New research suggests drought conditions may promote elevated antibiotic resistance in soil microbes, researchers reported yesterday in Nature Microbiology.
To determine how drought might affect soil microbial communities, which have been the source of many antibiotics used in clinical medicine, scientists from the California Institute of Technology began by compiling five metagenomic datasets from four previous studies in which drought was the only variable. The datasets included cropland and grassland in California, a forest in Switzerland, and a wetland in China.
Their hypothesis, based on previous studies of arid soil, was that reduced soil water content brought on by drought might increase the concentration of natural antibiotics in the soil, which would in turn “intensify the selective pressure exerted by these compounds, leading to enrichment of both antibiotic producers and resistant taxa.”
In all five datasets, metagenomic analysis revealed that the relative abundance of antibiotic biosynthesis genes produced by soil bacteria was significantly higher under drought conditions. The enrichment became stronger the longer the drought endured and spanned multiple classes of antibiotics, including beta-lactams, macrolides, and aminoglycosides.
When the researchers exposed dried soil samples to a representative natural antibiotic (phenazine-1-carboxylic acid), they found that lower water content favored the growth of bacteria that were resistant to the antibiotic. In addition, they found that drought conditions also increased the abundance of antibiotic-resistance genes.
Greater aridity tied to clinical antibiotic resistance
Finally, using antibiotic resistance data from hospitals in 116 countries and corresponding local climate data, the researchers found that the average frequency of drug-resistant clinical isolates was higher in more arid locations.
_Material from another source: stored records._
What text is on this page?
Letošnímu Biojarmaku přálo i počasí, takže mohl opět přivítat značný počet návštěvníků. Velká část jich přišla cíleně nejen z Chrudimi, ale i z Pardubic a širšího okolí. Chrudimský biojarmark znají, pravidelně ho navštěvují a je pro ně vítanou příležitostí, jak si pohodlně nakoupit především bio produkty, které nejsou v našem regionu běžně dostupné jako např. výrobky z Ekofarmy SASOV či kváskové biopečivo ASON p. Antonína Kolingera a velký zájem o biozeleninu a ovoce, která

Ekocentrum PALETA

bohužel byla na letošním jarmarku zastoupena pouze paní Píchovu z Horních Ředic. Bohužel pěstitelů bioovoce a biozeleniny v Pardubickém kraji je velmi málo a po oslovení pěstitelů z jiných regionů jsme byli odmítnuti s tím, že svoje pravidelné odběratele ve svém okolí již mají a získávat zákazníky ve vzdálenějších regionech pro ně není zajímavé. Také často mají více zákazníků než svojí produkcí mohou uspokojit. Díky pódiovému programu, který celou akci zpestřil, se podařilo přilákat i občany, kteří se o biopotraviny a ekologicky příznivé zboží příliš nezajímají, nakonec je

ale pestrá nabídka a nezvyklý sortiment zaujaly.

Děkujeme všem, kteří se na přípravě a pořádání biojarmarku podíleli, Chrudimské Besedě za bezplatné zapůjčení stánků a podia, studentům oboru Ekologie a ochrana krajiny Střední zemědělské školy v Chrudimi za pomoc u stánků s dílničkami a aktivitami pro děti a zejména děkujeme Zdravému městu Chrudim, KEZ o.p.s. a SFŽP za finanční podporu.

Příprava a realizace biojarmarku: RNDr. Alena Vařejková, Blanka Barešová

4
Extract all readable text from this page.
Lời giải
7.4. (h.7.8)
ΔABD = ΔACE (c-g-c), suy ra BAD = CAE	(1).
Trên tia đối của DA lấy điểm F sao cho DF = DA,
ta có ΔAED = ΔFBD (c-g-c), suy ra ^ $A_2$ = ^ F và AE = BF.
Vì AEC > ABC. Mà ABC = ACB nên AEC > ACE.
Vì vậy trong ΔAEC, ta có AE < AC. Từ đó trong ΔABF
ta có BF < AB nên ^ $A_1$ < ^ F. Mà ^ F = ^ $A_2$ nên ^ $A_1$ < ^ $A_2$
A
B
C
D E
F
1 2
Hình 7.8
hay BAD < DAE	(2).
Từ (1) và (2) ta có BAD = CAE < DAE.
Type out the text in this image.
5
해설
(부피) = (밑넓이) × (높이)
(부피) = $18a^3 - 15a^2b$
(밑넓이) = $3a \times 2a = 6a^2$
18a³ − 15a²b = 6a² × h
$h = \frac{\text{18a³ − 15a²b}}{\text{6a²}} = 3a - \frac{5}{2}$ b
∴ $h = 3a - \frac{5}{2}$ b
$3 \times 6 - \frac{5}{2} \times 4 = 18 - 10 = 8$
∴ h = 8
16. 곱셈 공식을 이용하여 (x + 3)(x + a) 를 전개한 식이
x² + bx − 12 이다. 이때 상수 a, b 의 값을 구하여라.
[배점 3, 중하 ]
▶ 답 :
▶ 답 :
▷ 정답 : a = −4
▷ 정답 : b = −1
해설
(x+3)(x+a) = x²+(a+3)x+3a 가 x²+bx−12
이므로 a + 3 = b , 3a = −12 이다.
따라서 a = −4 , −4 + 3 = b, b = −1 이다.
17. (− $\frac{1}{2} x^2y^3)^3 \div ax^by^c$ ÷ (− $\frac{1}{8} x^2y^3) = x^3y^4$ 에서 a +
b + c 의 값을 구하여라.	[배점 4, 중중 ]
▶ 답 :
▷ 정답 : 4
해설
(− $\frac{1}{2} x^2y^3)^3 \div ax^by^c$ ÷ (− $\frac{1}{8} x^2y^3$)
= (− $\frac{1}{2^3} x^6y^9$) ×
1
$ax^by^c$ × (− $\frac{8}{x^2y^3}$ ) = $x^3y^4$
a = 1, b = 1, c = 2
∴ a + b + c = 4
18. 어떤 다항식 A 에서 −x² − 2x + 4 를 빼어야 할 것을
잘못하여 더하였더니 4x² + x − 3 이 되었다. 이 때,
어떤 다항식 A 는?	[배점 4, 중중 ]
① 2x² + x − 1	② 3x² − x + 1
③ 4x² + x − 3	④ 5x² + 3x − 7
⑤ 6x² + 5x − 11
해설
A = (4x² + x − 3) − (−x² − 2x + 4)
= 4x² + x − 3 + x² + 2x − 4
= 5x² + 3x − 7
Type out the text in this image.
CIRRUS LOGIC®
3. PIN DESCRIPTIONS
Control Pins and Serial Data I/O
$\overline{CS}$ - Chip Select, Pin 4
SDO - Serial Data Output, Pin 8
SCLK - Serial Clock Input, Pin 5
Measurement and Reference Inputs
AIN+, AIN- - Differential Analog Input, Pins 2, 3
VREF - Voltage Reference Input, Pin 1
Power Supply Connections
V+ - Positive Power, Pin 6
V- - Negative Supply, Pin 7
“The strong correlation between aridity and clinical antibiotic resistance is concerning, given anticipated global climatic changes,” the study authors wrote.
Although more research is needed to demonstrate a causal relationship, the authors say the findings reveal an “underrecognized link between climate factors and antibiotic resistance.”
“These findings underscore the importance of integrating environmental and clinical perspectives within a unified One Health framework,” they concluded. “As climate instability intensifies, such integrative approaches will be critical for anticipating and mitigating the global trajectory of antibiotic resistance.”